3. Bereikbaarheid op het platteland: innovatieve verbeteringsmogelijkheden

3.2 Multi Criteria Analyse

3.2.2 MCA: de analyse

In deze paragraaf worden de scores van de verschillende innovatieve oplossingen uiteengezet en onderbouwd. De scores in de MCA zijn onderverdeeld in positief, neutraal, en negatief. Op pagina 69 is in tabel 13 de MCA-tabel weergegeven. De scores van elke oplossing op de verschillende criteria in de MCA geven een beeld van de sterke en zwakke punten van elke oplossing.

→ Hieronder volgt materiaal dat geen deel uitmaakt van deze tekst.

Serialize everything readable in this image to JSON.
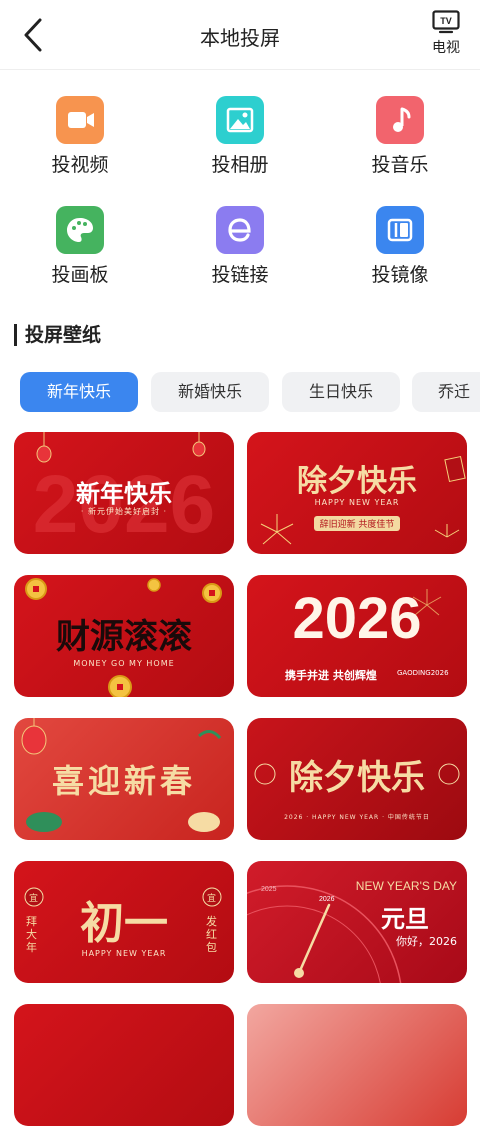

3.2.2.1 Vraaggestuurd openbaar vervoer

Vraaggestuurd openbaar vervoer biedt een verbeterde bereikbaarheid van gebieden op het platteland waar regulier openbaar vervoer niet komt. Het zorgt er immers voor dat er aan mensen die afhankelijk zijn van openbaar vervoer de mogelijkheid krijgen om zich meer te bewegen, en mobieler te worden. Met het toenemen van de mobiliteit van deze mensen, stijgt ook de mate van bereikbaarheid die zij ervaren (Mageean en Nelson, 2003). Wanneer bewoners van plattelandsdorpen betere toegang krijgen tot het openbaar vervoer dankzij de invoering van vraaggestuurd openbaar vervoer, heeft dit positieve gevolgen op sociaal-maatschappelijk gebied

68

(Mageean en Nelson, 2003). De mobiliteit van deze mensen neemt immers toe, en dus ook de bereikbaarheid van voorzieningen en arbeidsplaatsen (zie ook 1.1.1.1 en 1.1.2) Hierdoor lopen mensen minder kans op sociale ongelijkheid en uitsluiting (Preston en Rajé, 2007). De drempel die wordt opgeworpen door de reserveringsnoodzaak heeft echter een potentieel negatieve invloed op bereikbaarheid. De kosten voor de bevolking blijven ongeveer gelijk. Vervoerders mogelijk namelijk niet heel veel veranderen aan de prijzen, zonder dat de provincie daar mee akkoord gaat. Uit het interview met de provincie Fryslân is gebleken dat prijsstijgingen in het openbaar vervoer niet gewenst zijn, en vermeden moeten worden (Marije Meijer, persoonlijke combinatie). Aanbieders van openbaar vervoer zijn financieel gezien beter af bij vraaggestuurd openbaar vervoer dan bij regulier openbaar vervoer op het platteland. Dit heeft ermee te maken dat de kosten van het in stand houden van onrendabele vaste buslijnen hoger zijn dan de kosten van vraaggestuurd openbaar vervoer, terwijl de opbrengsten min of meer gelijk blijven (Mageean en Nelson, 2003). Hierdoor worden de kosten die overheden maken bij het verlenen van subsidies voor openbaar vervoer eveneens lager. Om deze reden is de bestuurlijke wenselijkheid groot: er wordt immers minder geld verspild, terwijl er in sommige gevallen beter openbaar vervoer geboden wordt (Coen Dijkman en Marije Meijer, persoonlijke communicatie). De respondenten in de bewonerssurveys hebben meerdere malen aangegeven dat ze liever kleinere en vollere bussen zien: Het laten rondrijden van lege lijnbussen werd in de surveys vaak genoemd als een punt van ergernis. Vraaggestuurd openbaar vervoer helpt om juist dit te voorkomen: bussen rijden niet tenzij er reizigers voor zijn. Vraaggestuurd openbaar vervoer kan dus kansrijk zijn, maar is niet in alle gevallen een goede optie. Zo wordt het omzetten van traditioneel naar vraaggestuurd openbaar vervoer door vervoersexperts als onwenselijk bevonden, omdat dit lang niet overal mogelijk is, en dus vaak niet tot succes leidt (Wilko Mol, persoonlijke e-mailuitwisseling).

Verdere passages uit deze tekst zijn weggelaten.